Secondary characters should not the
focus of your story, but they make the difference between a great
novel and a ho hum one. Shakespeare knew this when he gave us great
secondary characters like Bottom in a Midsummer Night's Dream. Bottom
isn't the focus of the story, but his antics are a welcome relief
from the tension between Oberon and Titania.
Secondary characters can add comic
relief, or give background color. They buy the reader into your story
because they make it real. Major characters even the great tragic
heroes don't live in a vacuum. Hamlet needed Polonius.
Sometimes writing a character driven
piece, the author can forget that the protagonist isn't the only
character in the world. I recently reviewed a book, Bellman and
Black by Diane Setterfield. The writing is good, but the plot is
thin, and the major character fills the story to the exclusion of
everyone else. William, the major character is a self-centered
workaholic. That's fine, but the other characters were flat. They
made their appearances, spoke their required lines and moved off
stage. I felt the lack of more complex characters made the story
shallow. I wanted at least one other character to be other than a
foil for William.
On the other hand, I'm reading Queen
Sugar by Natalie Baszile. This book is also a character study.
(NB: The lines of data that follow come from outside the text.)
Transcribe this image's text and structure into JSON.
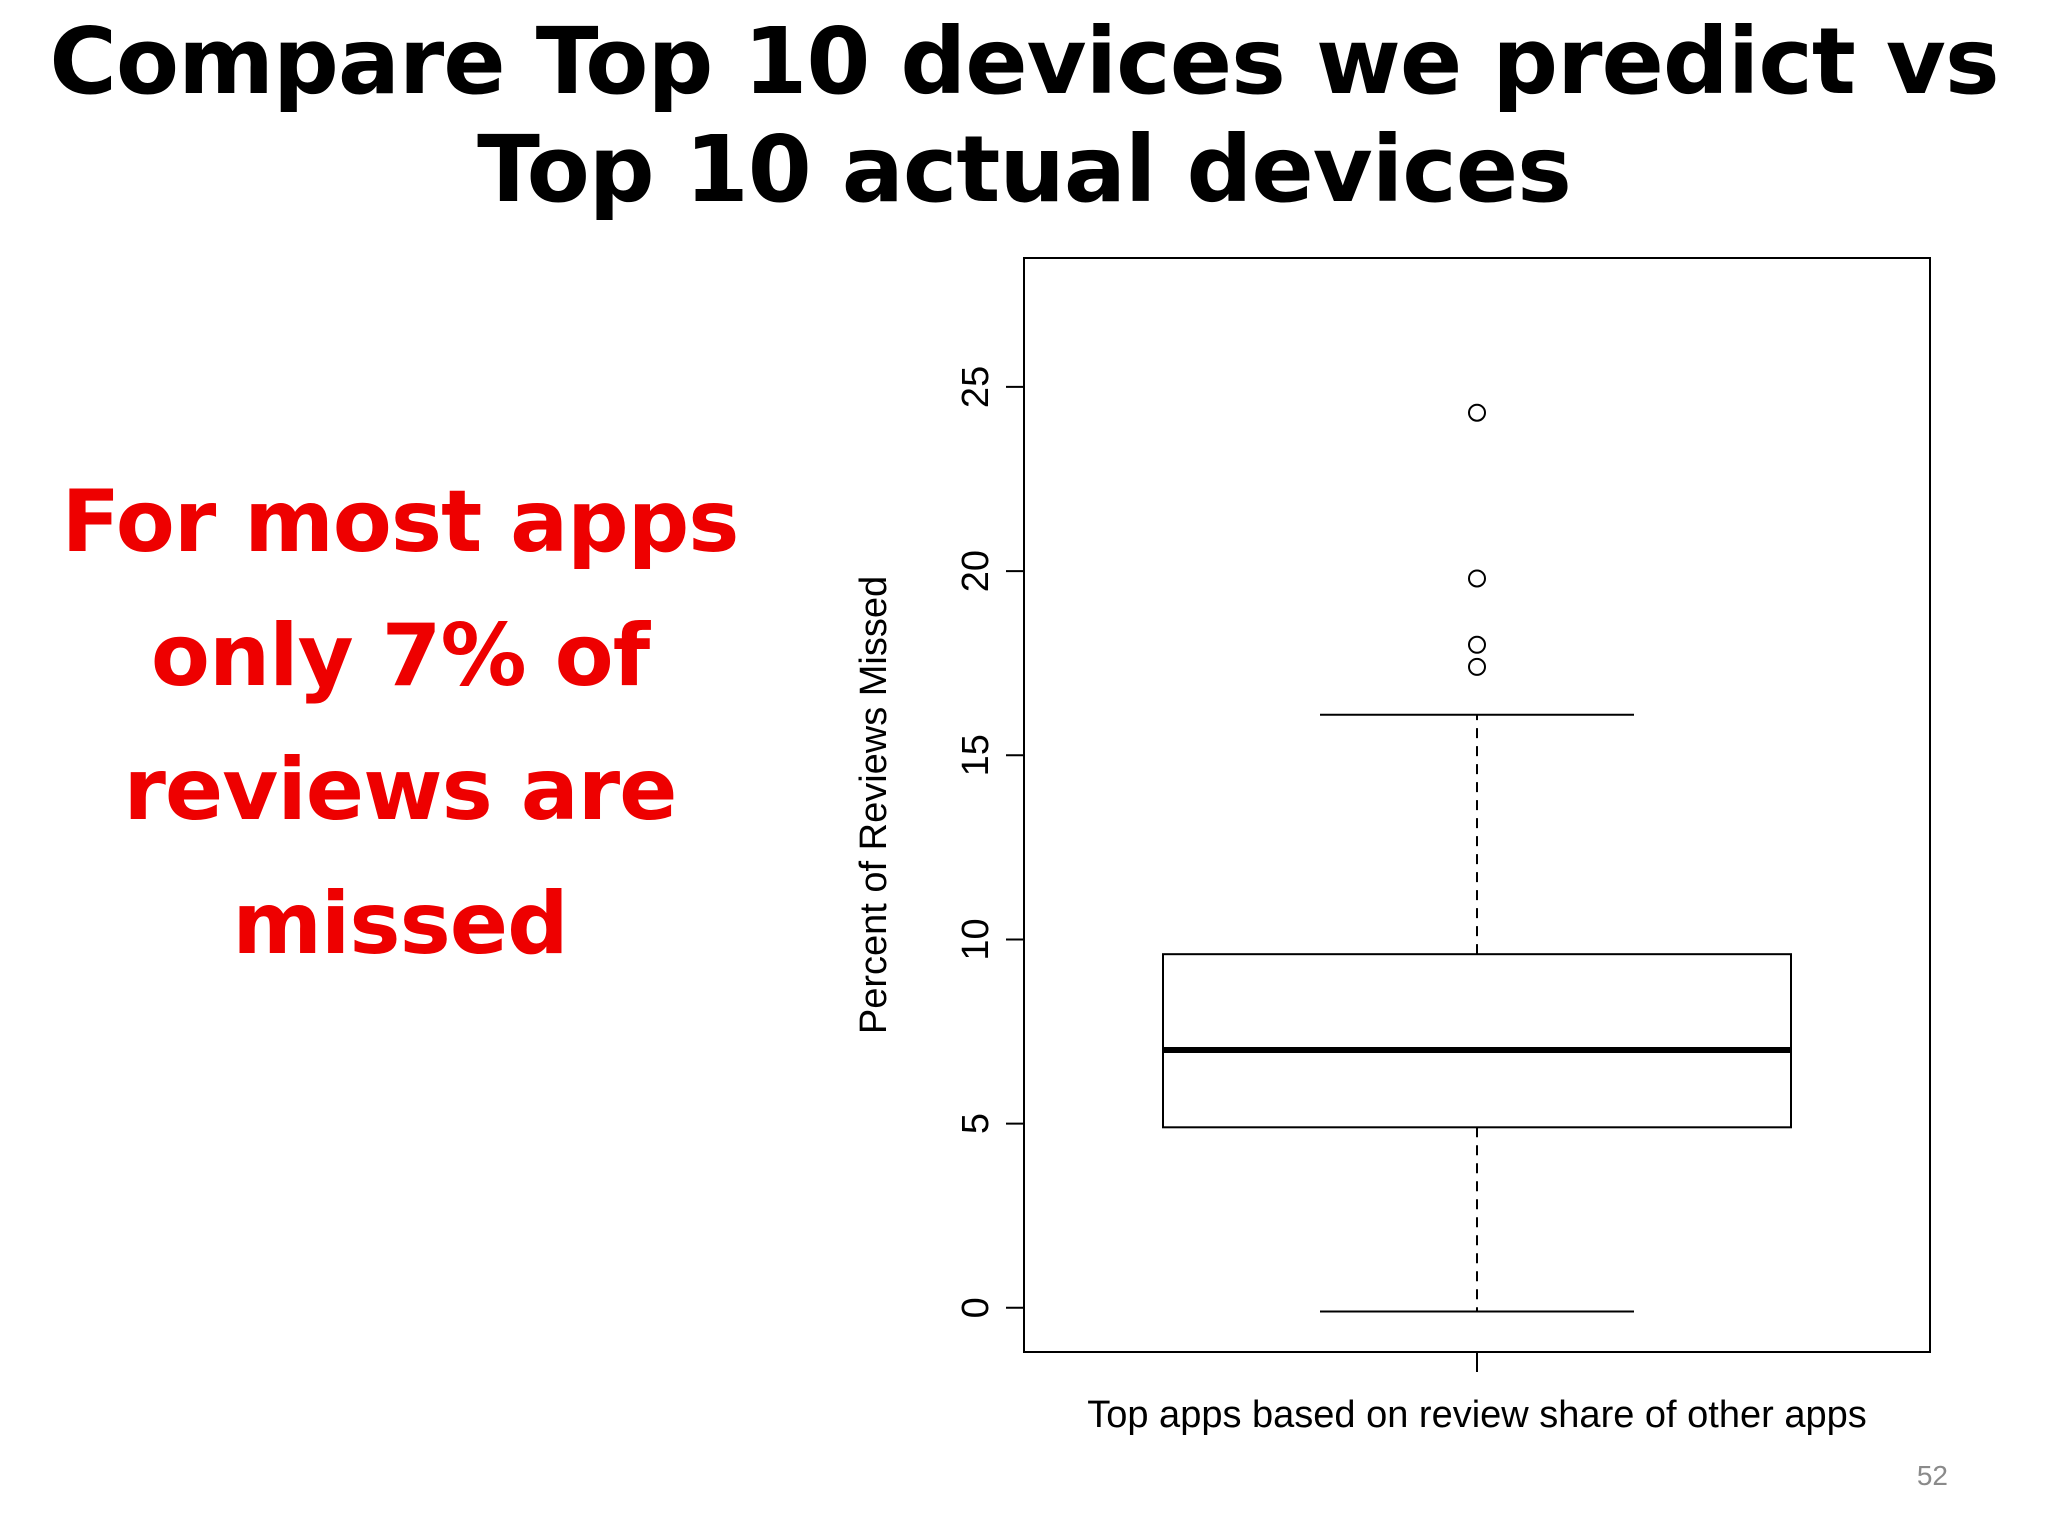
{
  "slide": {
    "title_lines": [
      "Compare Top 10 devices we predict vs",
      "Top 10 actual devices"
    ],
    "callout_lines": [
      "For most apps",
      "only 7% of",
      "reviews are",
      "missed"
    ],
    "page_number": "52"
  },
  "colors": {
    "callout": "#ee0000",
    "title": "#000000",
    "page_number": "#8a8a8a"
  },
  "chart_data": {
    "type": "boxplot",
    "title": "",
    "xlabel": "Top apps based on review share of other apps",
    "ylabel": "Percent of Reviews Missed",
    "ylim": [
      -1.2,
      28.5
    ],
    "y_ticks": [
      0,
      5,
      10,
      15,
      20,
      25
    ],
    "y_tick_labels": [
      "0",
      "5",
      "10",
      "15",
      "20",
      "25"
    ],
    "grid": false,
    "box": {
      "whisker_low": -0.1,
      "q1": 4.9,
      "median": 7.0,
      "q3": 9.6,
      "whisker_high": 16.1,
      "outliers": [
        24.3,
        19.8,
        18.0,
        17.4
      ]
    }
  }
}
There's more plot, but the real difference is the secondary
characters. Charlotte, the main character has a family full of people
with individual traits that help to show us the environment in a
small southern town. Although you follow the main character, it's
always fun when one of the secondary characters like Miss Honey,
Charlotte's very determined grandmother, tries to take control of the
action.
I'm not trying to encourage you to let
the secondary characters take over, but making them real people with
identifiable traits lends fulness to your story. Also, readers can
become attached to secondary characters. One way to keep them reading
is to give glimpses of their favorite characters.
Make your secondary characters come
alive. They can make the difference between an unforgettable novel
and one your reader puts down before it's half finished.